O-Ton 8: Scheich Adin, Forts. 0,53
Regie: Ton kurz stehen lassen, abblenden, unterlegen, hochziehen
Übersetzer:
„Ja nje snaju…
„Ich weiß nicht, was man unter dem Wort Fundamentalismus verstehen soll. Ich verstehe darunter, dass ein jedes Gebäude, das man bauen möchte, mit dem Fundament beginnt. Unser Fundament ist der Koran und die Sunna, das heißt, die uns überlieferten Aussprüche und Lebensgewohnheiten des Propheten Mohammed, die als Richtschnur des islamischen Lebens gelten.
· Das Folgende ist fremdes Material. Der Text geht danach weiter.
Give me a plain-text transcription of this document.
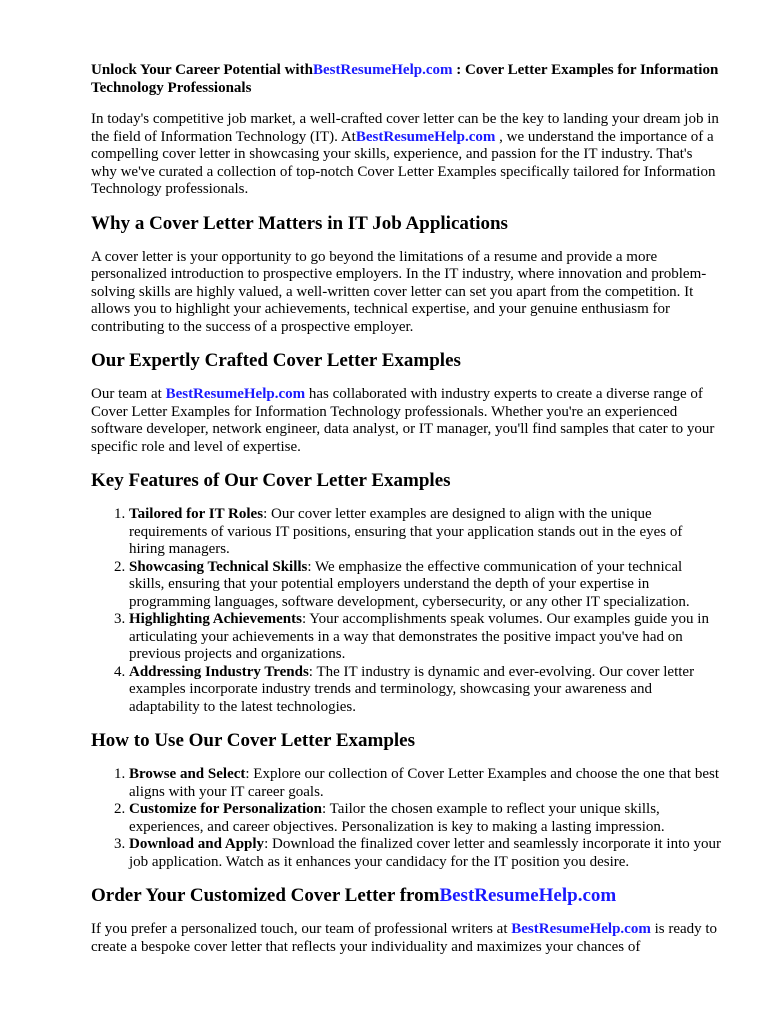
Unlock Your Career Potential withBestResumeHelp.com : Cover Letter Examples for Information Technology Professionals

In today's competitive job market, a well-crafted cover letter can be the key to landing your dream job in the field of Information Technology (IT). AtBestResumeHelp.com , we understand the importance of a compelling cover letter in showcasing your skills, experience, and passion for the IT industry. That's why we've curated a collection of top-notch Cover Letter Examples specifically tailored for Information Technology professionals.

Why a Cover Letter Matters in IT Job Applications

A cover letter is your opportunity to go beyond the limitations of a resume and provide a more personalized introduction to prospective employers. In the IT industry, where innovation and problem-solving skills are highly valued, a well-written cover letter can set you apart from the competition. It allows you to highlight your achievements, technical expertise, and your genuine enthusiasm for contributing to the success of a prospective employer.

Our Expertly Crafted Cover Letter Examples

Our team at BestResumeHelp.com has collaborated with industry experts to create a diverse range of Cover Letter Examples for Information Technology professionals. Whether you're an experienced software developer, network engineer, data analyst, or IT manager, you'll find samples that cater to your specific role and level of expertise.

Key Features of Our Cover Letter Examples
1. Tailored for IT Roles: Our cover letter examples are designed to align with the unique requirements of various IT positions, ensuring that your application stands out in the eyes of hiring managers.
2. Showcasing Technical Skills: We emphasize the effective communication of your technical skills, ensuring that your potential employers understand the depth of your expertise in programming languages, software development, cybersecurity, or any other IT specialization.
3. Highlighting Achievements: Your accomplishments speak volumes. Our examples guide you in articulating your achievements in a way that demonstrates the positive impact you've had on previous projects and organizations.
4. Addressing Industry Trends: The IT industry is dynamic and ever-evolving. Our cover letter examples incorporate industry trends and terminology, showcasing your awareness and adaptability to the latest technologies.
How to Use Our Cover Letter Examples
1. Browse and Select: Explore our collection of Cover Letter Examples and choose the one that best aligns with your IT career goals.
2. Customize for Personalization: Tailor the chosen example to reflect your unique skills, experiences, and career objectives. Personalization is key to making a lasting impression.
3. Download and Apply: Download the finalized cover letter and seamlessly incorporate it into your job application. Watch as it enhances your candidacy for the IT position you desire.
Order Your Customized Cover Letter fromBestResumeHelp.com

If you prefer a personalized touch, our team of professional writers at BestResumeHelp.com is ready to create a bespoke cover letter that reflects your individuality and maximizes your chances of
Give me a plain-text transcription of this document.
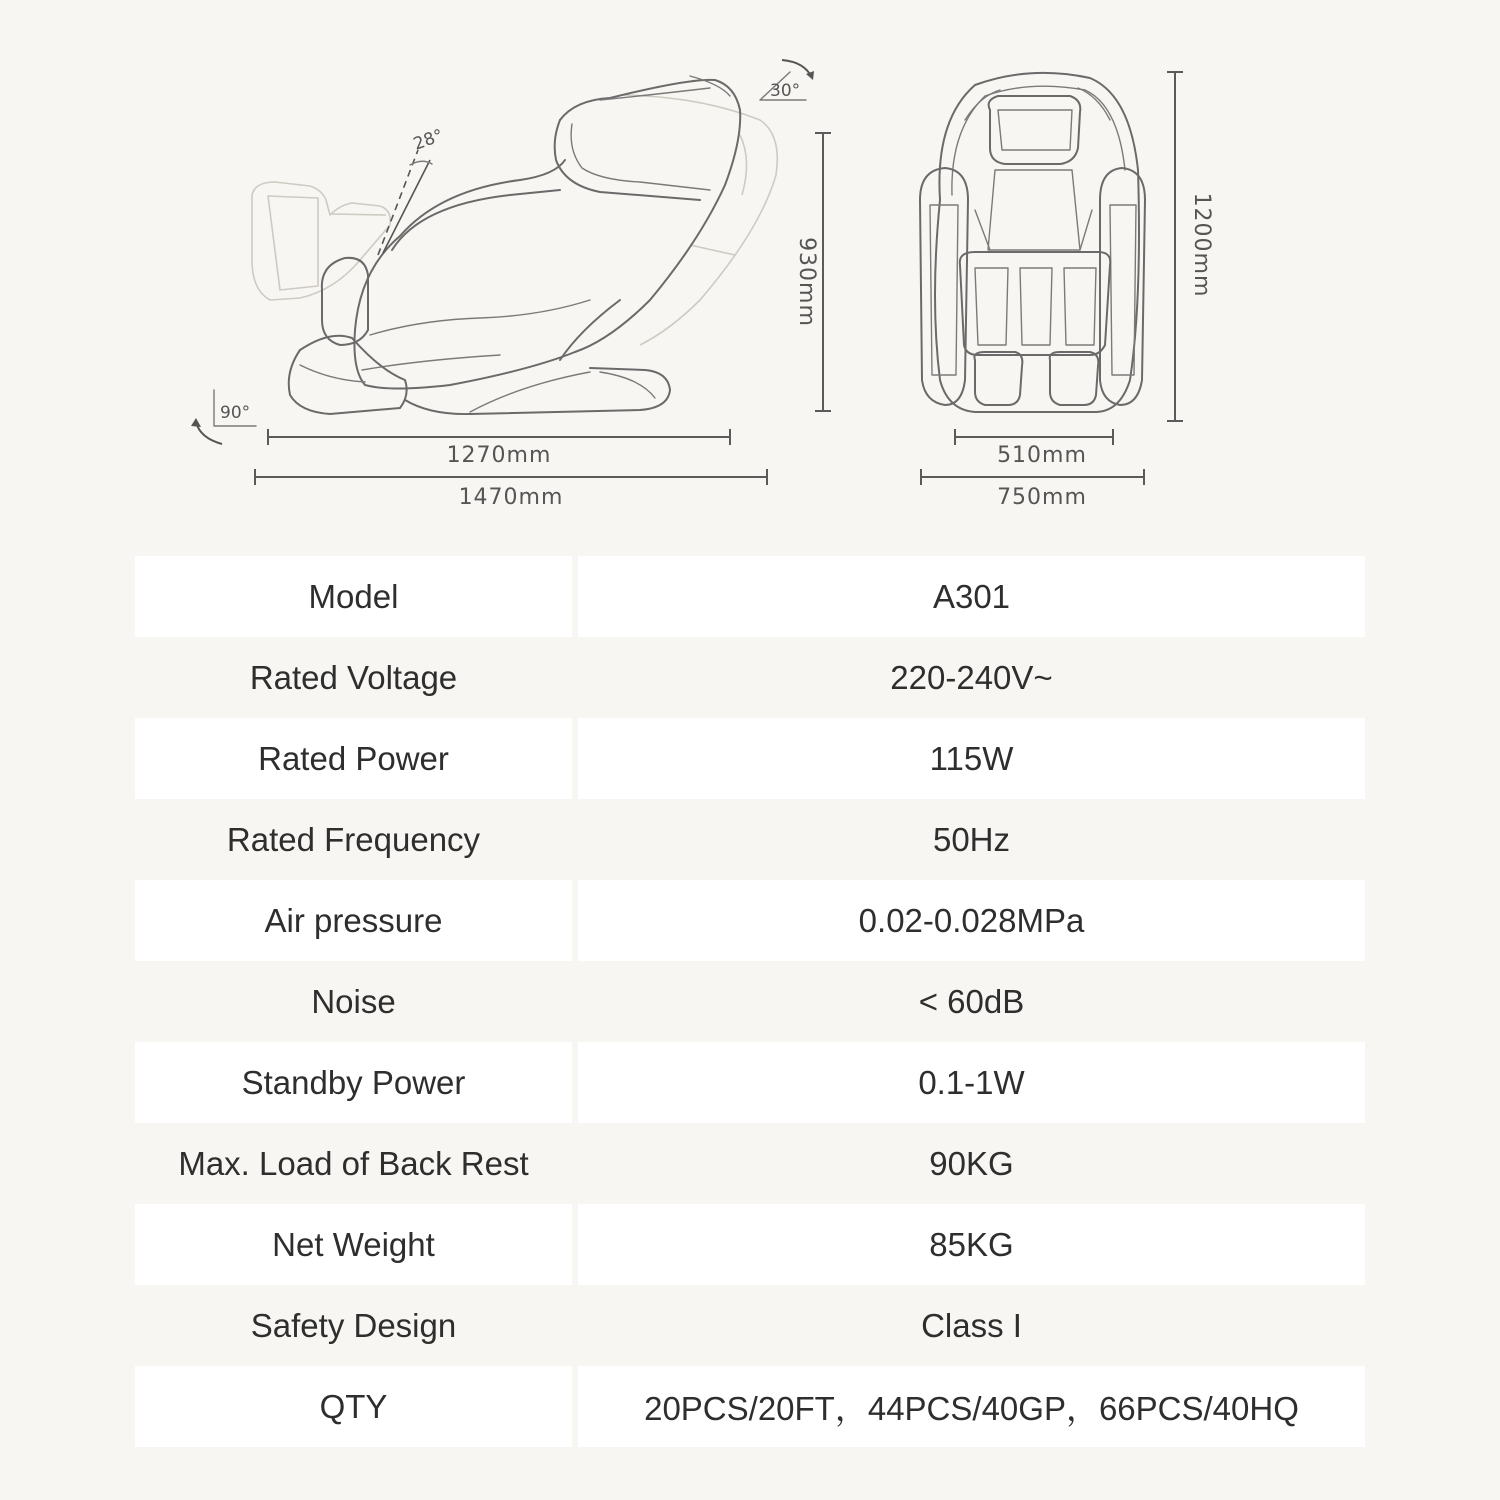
28°
30°
90°
1270mm
1470mm
930mm
510mm
750mm
1200mm
Model	A301
Rated Voltage	220-240V~
Rated Power	115W
Rated Frequency	50Hz
Air pressure	0.02-0.028MPa
Noise	< 60dB
Standby Power	0.1-1W
Max. Load of Back Rest	90KG
Net Weight	85KG
Safety Design	Class I
QTY	20PCS/20FT，44PCS/40GP，66PCS/40HQ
Selbstverständlich sagen wir, dass es nötig ist, zum Echten zurückzukehren, frei von den späteren Zusätzen, die jedes islamische Volk, jeder islamische Staat mit seinen Gewohnheiten hinzufügte. Das muss man alles aus dem Islam hinaussäubern und wenn die Menschheit diesen Weg geht, die ideale Gesellschaft aufbauen.“
…postroit idealno obschestwo.“
Erzähler:
Illusionen macht Scheich Adin sich allerdings nicht. Eine Vereinigung der Moslems für dieses Ziel werde es nicht geben, meint er, nicht in der Welt und nicht in Russland:
O-Ton 9: Scheich Adin 0,33
Regie: Kurz stehen lassen, abblenden, unterlegen, hochziehen
Übersetzer:
“Nun, my staraimsja….
„Wir bemühen uns natürlich irgendwie; man muss darüber nachdenken. Aber verstehen Sie, schon der Prophet hat vorausgesagt, dass Juda sich in 71 Sekten spalten wird, die Christen in 72 und die Muslime in noch mehr, nämlich 73. Das ist also schon Bestimmung und deshalb wird es nie geschehen, dass die Muslime sich in einer Gemeinde vereinigen.“
…adnu Ummu kakuju.“
Erzähler:
Auch in Russland nicht, setzt er hinzu. Dafür sei die Angst und das Misstrauen zwischen den Menschen zu groß. Wichtig aber sei, sich gegenseitig zu helfen.
Ob das auch für Tschetschenien gelte?
O-Ton 10: Scheich Adin; Forts. 0,53
Regie: Kurz stehen lassen, abblenden, unterlegen, hochziehen
Übersetzer:
„Selbstverständlich! Ich würde sogar sagen: Die Hilfe kann unterschiedlich aussehen – mit dem eigenen Leben, wie es viele von hier gemacht haben, die dort hingefahren sind, um auf der Seite der Tschetschenen zu kämpfen. Das waren vornehmlich Muslims – uneigennützig, ohne Geld, Kämpfer für Allah.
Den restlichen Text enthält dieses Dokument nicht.